Mustafa Kemal Paşa’nın esas görevlerinden biri bölgesindeki asayişsizliğe yol açan nedenleri saptamak ve bunları önlemek için gerekli önlemleri almaktı. Samsun’a varışından 4 gün sonra bu konudaki görüşlerini şu şekilde dile getirir.

“... Seferberlik başlangıcında, asker kaçaklarıyla Rumlar, Ermeniler ayrı ayrı çeteler halinde faaliyete geçerek bir süre  politika ile ilgili olmayan haydutluklar yaptılar. Daha sonra bunlar siyasî tutum içine girdiler. Rus istilâsı ile destek buldular. Mütarekeden sonra din adamlarının da ön ayak olmasıyla, Pontus Devleti kurmak için açıktan açığa harekete geçmişlerdir. Bugün Samsun civarında 40 kadar Rum Çetesi vardır. Bunlar tamamen siyasî bir nitelik kazanmışlardır. Liva’nın bütün Rumları çetelerle beraber Samsun’daki Rum komitesi ve özellikle Rum metropoliti Yermanos tarafından yönetilmektedir. Bunların siyasî amaçlarla yaptıkları tecavüzler yüzünden müslüman halk telaş ve heyecan içindedir. Ahali kendini, para ile Müslüman çetesi temin etmek suretiyle korumaya çalışmaktadır. Rum çeteleri İslâm halkını tehdit altına almış ve onları ortadan kaldırmaya girişmiştir. İslâmlar savunmadadır. Meydana gelen İslâm çeteleri düzenli bir programa sahip değildirler. Liva dahilinde ezici bir çoğunluğa sahip olan Müslümanlar ürkek bir vaziyette, mal ve canlarından endişe içindedirler. Rumlar Müslümanları huzursuz eden siyasî emellerinden vazgeçerlerse, şekavet derhal kalkacaktır... durumun gerektirdiği bütün tedbirler alınmaktadır. “

Samsun işgal altındaydı. Çevrede Rum çeteleri kol gezmekteydi. Dolayısıyla Mustafa Kemal, güvenlik açısından burada kalmayı uygun görmedi. 6 günlük bir ikametten sonra, iç bölgeyi teftiş ve kaplıcalarından yararlanmak gerekçesiyle, 25 Mayıs’ta Havza’ya geldi. Havza’da işgal kuvvetlerinin uzağında, daha rahat hareket imkânı vardı. Nitekim Paşa, gelir gelmez Havzalılara içinde bulunulan durumu:

“Düşman bizi öldürmek niyetinde değildir. Düşmanın niyeti bizi diri diri gömmektir. Şimdi çukurun tam kenarında bulunuyoruz. Son bir gayretle kendimizi kurtarmamız mümkündür. Zaten başka bir imkân yoktur.” sözleriyle uyardı.

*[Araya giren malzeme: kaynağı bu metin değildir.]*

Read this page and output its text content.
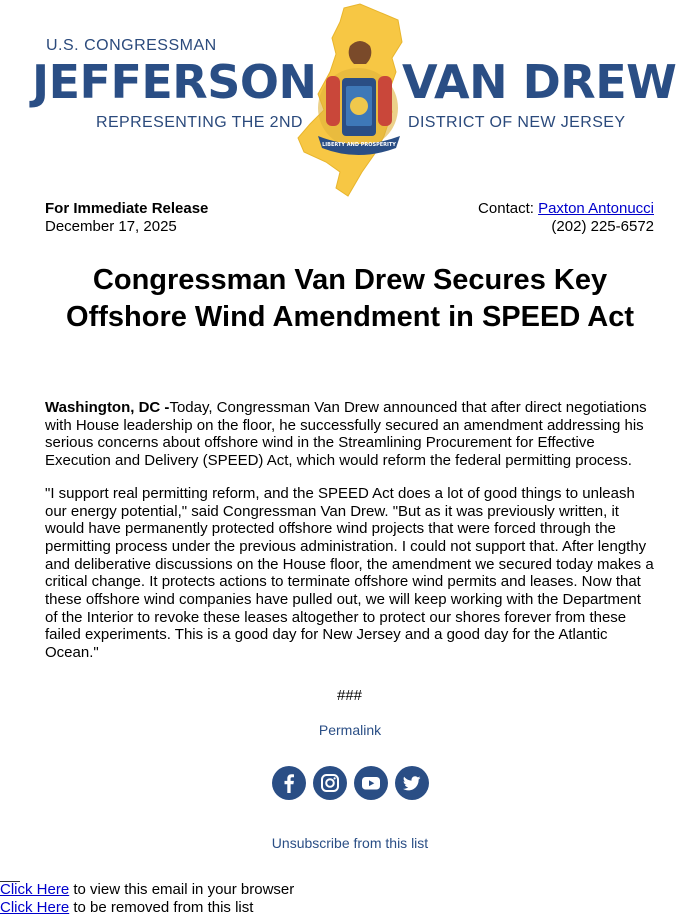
U.S. CONGRESSMAN
JEFFERSON VAN DREW
REPRESENTING THE 2ND	DISTRICT OF NEW JERSEY
LIBERTY AND PROSPERITY
For Immediate Release
December 17, 2025
Contact: Paxton Antonucci
(202) 225-6572
Congressman Van Drew Secures Key Offshore Wind Amendment in SPEED Act

Washington, DC -Today, Congressman Van Drew announced that after direct negotiations with House leadership on the floor, he successfully secured an amendment addressing his serious concerns about offshore wind in the Streamlining Procurement for Effective Execution and Delivery (SPEED) Act, which would reform the federal permitting process.

"I support real permitting reform, and the SPEED Act does a lot of good things to unleash our energy potential," said Congressman Van Drew. "But as it was previously written, it would have permanently protected offshore wind projects that were forced through the permitting process under the previous administration. I could not support that. After lengthy and deliberative discussions on the House floor, the amendment we secured today makes a critical change. It protects actions to terminate offshore wind permits and leases. Now that these offshore wind companies have pulled out, we will keep working with the Department of the Interior to revoke these leases altogether to protect our shores forever from these failed experiments. This is a good day for New Jersey and a good day for the Atlantic Ocean."

###
Permalink
Unsubscribe from this list
Click Here to view this email in your browser
Click Here to be removed from this list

Mustafa Kemal görev alanında bulunan kolordu ve idare adamlarıyla komşu illerdeki komutan ve idarecilere, 28 Mayıs tarihli bir genelgeyle Manisa ve Aydın’ın işgal edildiğini, yurt bütünlüğünün korunması için, dört gün süreyle büyük ve coşkulu mitingler yapılmasını, büyük devlet temsilcilerine, Babıâli’ye tesirli telgraflar çekilmesini, Hristiyanlara karşı düşmanca hareketlerden kaçınılmasını istedi.